He just sent me a dick pic with his iPod held up next to it and the words "in relation to iPod." Geekiest booty call ever.
Don't play hard to get, I've seen some of the girls you've slept with.
If I don't wake up hungover in a ditch Monday morning I will consider my halloween a failure
There's two big trays of water in our freezer. I just hope they freeze by Saturday. for the ice luge.
its Wednesday...
they're reeeeeally big trays
The cops just showed up and arrested her. It's our 2nd date. Do I have to hang out her with her 3 kids until she makes bail or can I leave?
Exactly. Some of us want to get married. And some of us want to wear sombreros and do cocaine. To each their own.
He just told an 8 year old to go fuck himself so we probably won't be in the butterfly exhibit much longer.
Btw if you ever get emails that pretty much contain 'bwahhhhh jatkkvsweuo' it's safe to assume it's me.
You yelled "I gave my neighbor some of my bitch sauce" and then passed out.

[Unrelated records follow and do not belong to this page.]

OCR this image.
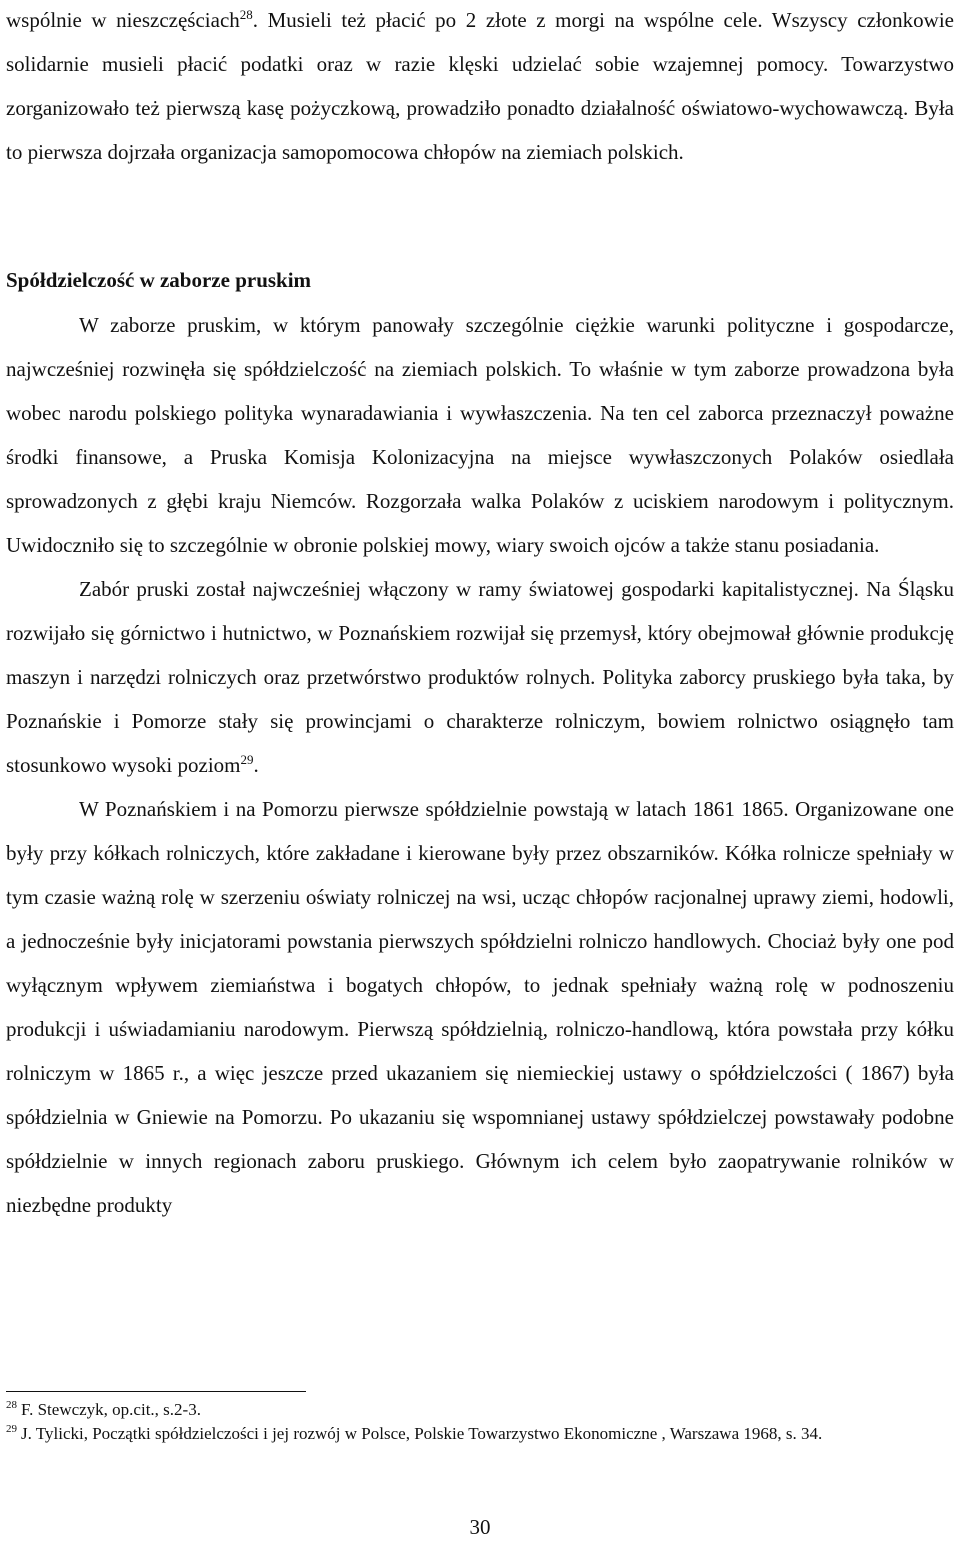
wspólnie w nieszczęściach$^{28}$. Musieli też płacić po 2 złote z morgi na wspólne cele. Wszyscy członkowie solidarnie musieli płacić podatki oraz w razie klęski udzielać sobie wzajemnej pomocy. Towarzystwo zorganizowało też pierwszą kasę pożyczkową, prowadziło ponadto działalność oświatowo-wychowawczą. Była to pierwsza dojrzała organizacja samopomocowa chłopów na ziemiach polskich.

Spółdzielczość w zaborze pruskim

W zaborze pruskim, w którym panowały szczególnie ciężkie warunki polityczne i gospodarcze, najwcześniej rozwinęła się spółdzielczość na ziemiach polskich. To właśnie w tym zaborze prowadzona była wobec narodu polskiego polityka wynaradawiania i wywłaszczenia. Na ten cel zaborca przeznaczył poważne środki finansowe, a Pruska Komisja Kolonizacyjna na miejsce wywłaszczonych Polaków osiedlała sprowadzonych z głębi kraju Niemców. Rozgorzała walka Polaków z uciskiem narodowym i politycznym. Uwidoczniło się to szczególnie w obronie polskiej mowy, wiary swoich ojców a także stanu posiadania.

Zabór pruski został najwcześniej włączony w ramy światowej gospodarki kapitalistycznej. Na Śląsku rozwijało się górnictwo i hutnictwo, w Poznańskiem rozwijał się przemysł, który obejmował głównie produkcję maszyn i narzędzi rolniczych oraz przetwórstwo produktów rolnych. Polityka zaborcy pruskiego była taka, by Poznańskie i Pomorze stały się prowincjami o charakterze rolniczym, bowiem rolnictwo osiągnęło tam stosunkowo wysoki poziom$^{29}$.

W Poznańskiem i na Pomorzu pierwsze spółdzielnie powstają w latach 1861 1865. Organizowane one były przy kółkach rolniczych, które zakładane i kierowane były przez obszarników. Kółka rolnicze spełniały w tym czasie ważną rolę w szerzeniu oświaty rolniczej na wsi, ucząc chłopów racjonalnej uprawy ziemi, hodowli, a jednocześnie były inicjatorami powstania pierwszych spółdzielni rolniczo handlowych. Chociaż były one pod wyłącznym wpływem ziemiaństwa i bogatych chłopów, to jednak spełniały ważną rolę w podnoszeniu produkcji i uświadamianiu narodowym. Pierwszą spółdzielnią, rolniczo-handlową, która powstała przy kółku rolniczym w 1865 r., a więc jeszcze przed ukazaniem się niemieckiej ustawy o spółdzielczości ( 1867) była spółdzielnia w Gniewie na Pomorzu. Po ukazaniu się wspomnianej ustawy spółdzielczej powstawały podobne spółdzielnie w innych regionach zaboru pruskiego. Głównym ich celem było zaopatrywanie rolników w niezbędne produkty

$^{28}$ F. Stewczyk, op.cit., s.2-3.
$^{29}$ J. Tylicki, Początki spółdzielczości i jej rozwój w Polsce, Polskie Towarzystwo Ekonomiczne , Warszawa 1968, s. 34.
30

You now have drinking limits with us.
I caved man... I fucked her so vigorously, desperately trying to correct her wonky eye. My determination was relentless.
You are a terrible person.
I just try to be optimistic...
I just saw a stripper light her nipples on fire. Im terrified and impressed all at the same time
I've gotten 2 singers numbers, a 6'5 dude has promised to take me to Oktoberfest, and I spent the night w a pilot named Zeus who looks like caramel tastes. Also I sprained my thumb punching some guy I named 'hater'. I love Nashville
He stole my heart. I stole his identity.
Do you ever go take a shit and end up sitting on the toilet for like 45 minutes wondering what the fuck you're doing with your life?
Everyday my friend, everyday.
My manager caught me going taking a nap in an empty room. Apparently she sleeps there too.